Q: I live in one of eight houses that have faced open ground since their construction in the 1980s. Beyond the open ground is protected woodland sloping to a disused railway track walk. In 2013 planning permission was granted for a 2-storey house that still afforded us the woodland views. However, the owner added another storey without permission. He also erected 3m high wire fencing that encroached onto the road. We contacted the council several times, informing them what was going on and how the site was an eyesore.
A year later they issued an enforcement order which the owner ignored. Eventually the planners sent in bulldozers and the landowner has not been seen since. Three years on we still look out on an overgrown rubble site, and passing vehicles have to pull out around the fence. Worse, our property values have dropped. Could we, the owners of the eight houses, sue the planning department for allowing this to happen?

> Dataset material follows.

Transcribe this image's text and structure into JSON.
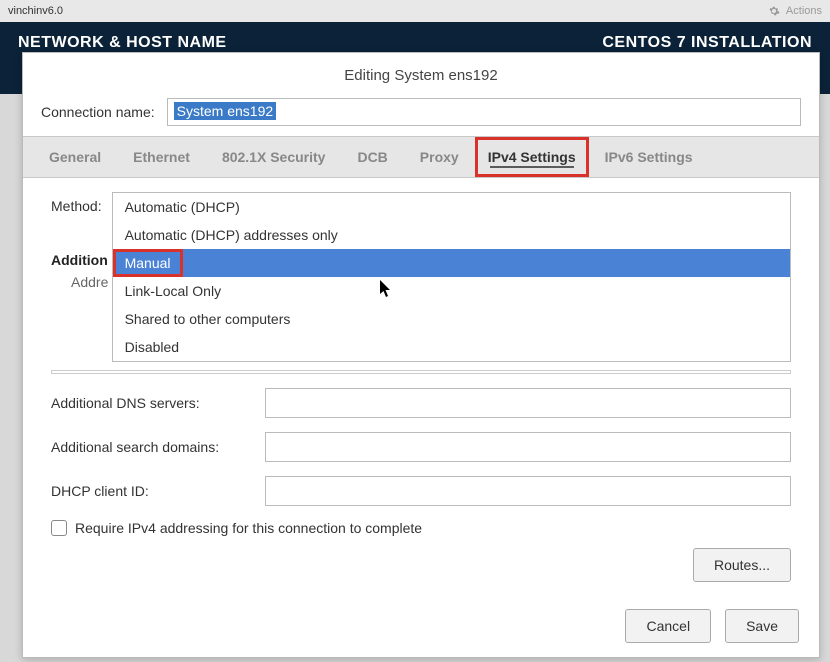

A: It does sound as if the local authority could have acted sooner and, more effectively, It would however be a complex case to bring as the local authority would undoubtedly argue that the landowner is the one responsible and that they did take enforcement action.

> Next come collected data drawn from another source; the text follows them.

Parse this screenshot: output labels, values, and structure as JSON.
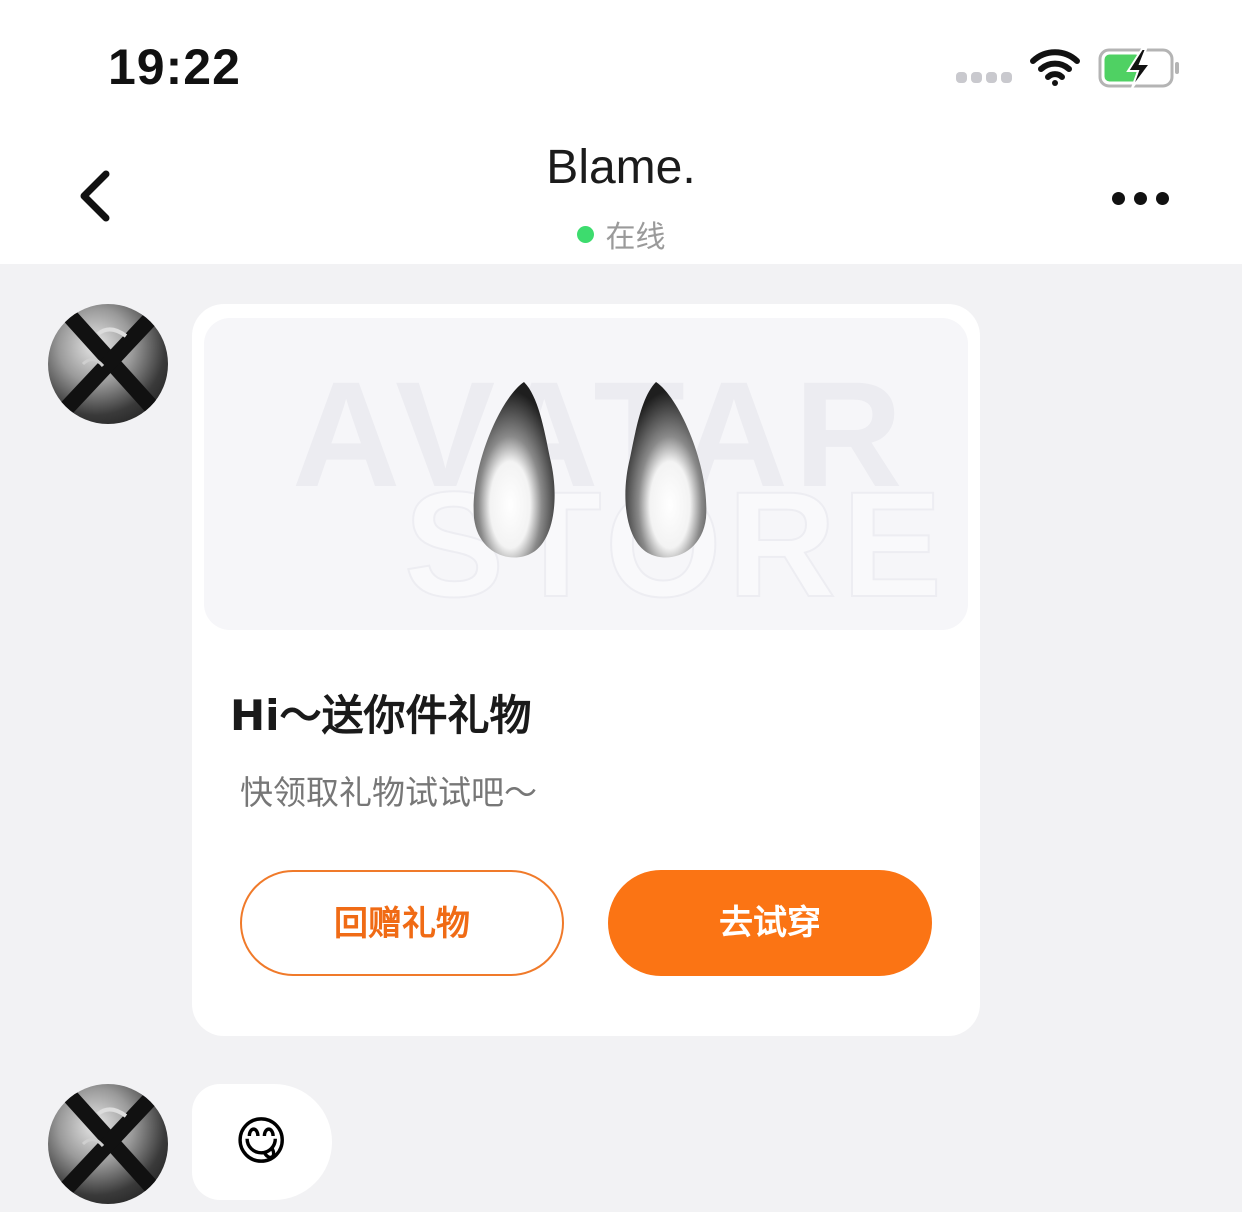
{
  "status_bar": {
    "time": "19:22",
    "signal_icon": "cell-signal-icon",
    "wifi_icon": "wifi-icon",
    "battery_icon": "battery-charging-icon"
  },
  "header": {
    "back_icon": "chevron-left-icon",
    "title": "Blame.",
    "online_status": "在线",
    "status_color": "#3ddc6e",
    "more_icon": "more-dots-icon"
  },
  "messages": [
    {
      "type": "gift-card",
      "image_watermark": [
        "AVATAR",
        "STORE"
      ],
      "title": "Hi～送你件礼物",
      "subtitle": "快领取礼物试试吧～",
      "buttons": {
        "return_gift": "回赠礼物",
        "try_on": "去试穿"
      }
    },
    {
      "type": "emoji",
      "content": "😋"
    }
  ],
  "colors": {
    "accent": "#fb7414",
    "background": "#f2f2f4",
    "card": "#ffffff"
  }
}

In the first instance you should gather as much evidence as possible and put together a timeline of events. Include notices you received in respect of the planning application and public copies of the application and permission granted. Planning permission is normally required for a fence or wall over 2 metres or 1 metre if it borders or adjoins a public highway used for vehicles. It could be argued that the council was remiss in allowing the fence to be erected and remain for several years. As negligence claims must usually be brought within six years you should present the full facts and consult with a solicitor for advice as soon as possible.